アルギニンはプラスイオンを大量に持っており、これが直接的に「脱分極」を起こすため、インスリンが分泌されます。またアルギニンにはアディポネクチンを増加させる作用もあるため、インスリン感受性 を高める効果もあるのです。

摂取量としては、一日に3~4gくらいからはじめてみましょう。これは空腹時でも食後でもどちらでも大丈夫です。ただし一番効果のあるのは、「トレーニング後」。トレーニングが終わったら他のサプリメントと一緒にアルギニンを摂ることで、グリコーゲンの回復を促進することができます。

なお糖尿病患者に行われた研究では、一日9gのアルギニンを使っています。ですので、これくらいまで増やしても問題はありません。とはいえアルギニンはアルカリが強いので、まとめて摂ると胃を傷める可能性があります。3gを3回に分けて摂る、食後に摂るなどして胃の負担を軽減させるようにしてください。またアルギニンはヘルペスウィルスの増殖を手伝ってしまいますので、ヘルペスに悩まされている人は、摂らないようにしたほうがいいでしょう。
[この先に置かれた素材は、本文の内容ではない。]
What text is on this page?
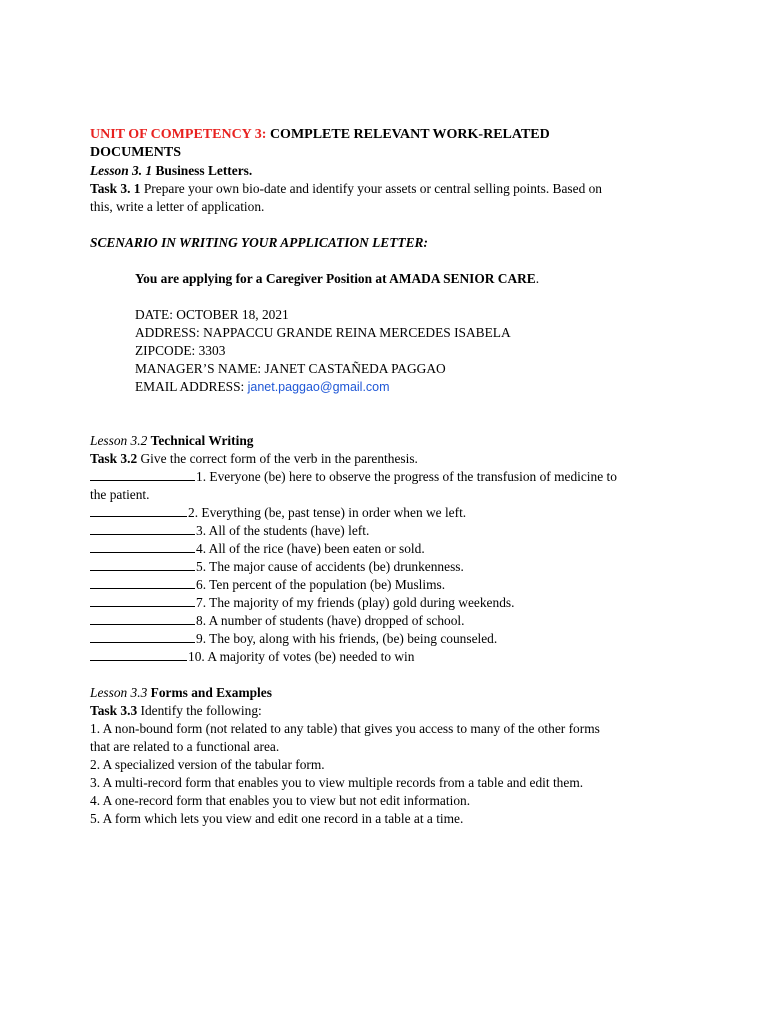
UNIT OF COMPETENCY 3: COMPLETE RELEVANT WORK-RELATED

DOCUMENTS

Lesson 3. 1 Business Letters.

Task 3. 1 Prepare your own bio-date and identify your assets or central selling points. Based on

this, write a letter of application.

SCENARIO IN WRITING YOUR APPLICATION LETTER:

You are applying for a Caregiver Position at AMADA SENIOR CARE.

DATE: OCTOBER 18, 2021

ADDRESS: NAPPACCU GRANDE REINA MERCEDES ISABELA

ZIPCODE: 3303

MANAGER’S NAME: JANET CASTAÑEDA PAGGAO

EMAIL ADDRESS: janet.paggao@gmail.com

Lesson 3.2 Technical Writing

Task 3.2 Give the correct form of the verb in the parenthesis.

1. Everyone (be) here to observe the progress of the transfusion of medicine to

the patient.

2. Everything (be, past tense) in order when we left.

3. All of the students (have) left.

4. All of the rice (have) been eaten or sold.

5. The major cause of accidents (be) drunkenness.

6. Ten percent of the population (be) Muslims.

7. The majority of my friends (play) gold during weekends.

8. A number of students (have) dropped of school.

9. The boy, along with his friends, (be) being counseled.

10. A majority of votes (be) needed to win

Lesson 3.3 Forms and Examples

Task 3.3 Identify the following:

1. A non-bound form (not related to any table) that gives you access to many of the other forms

that are related to a functional area.

2. A specialized version of the tabular form.

3. A multi-record form that enables you to view multiple records from a table and edit them.

4. A one-record form that enables you to view but not edit information.

5. A form which lets you view and edit one record in a table at a time.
ヘルペスになるのが不安だという方は、リジンを一日2~3g、追加して摂取するようにすれば大丈夫です。

なお体内ではオルニチン回路によって、シトルリンやオルニチンも容易にアルギニンに変換されます。アルギニンのアルカリによって胃がやられてしまうような場合、半分をシトルリンやオルニチン、残りをアルギニンにするという方法もあります。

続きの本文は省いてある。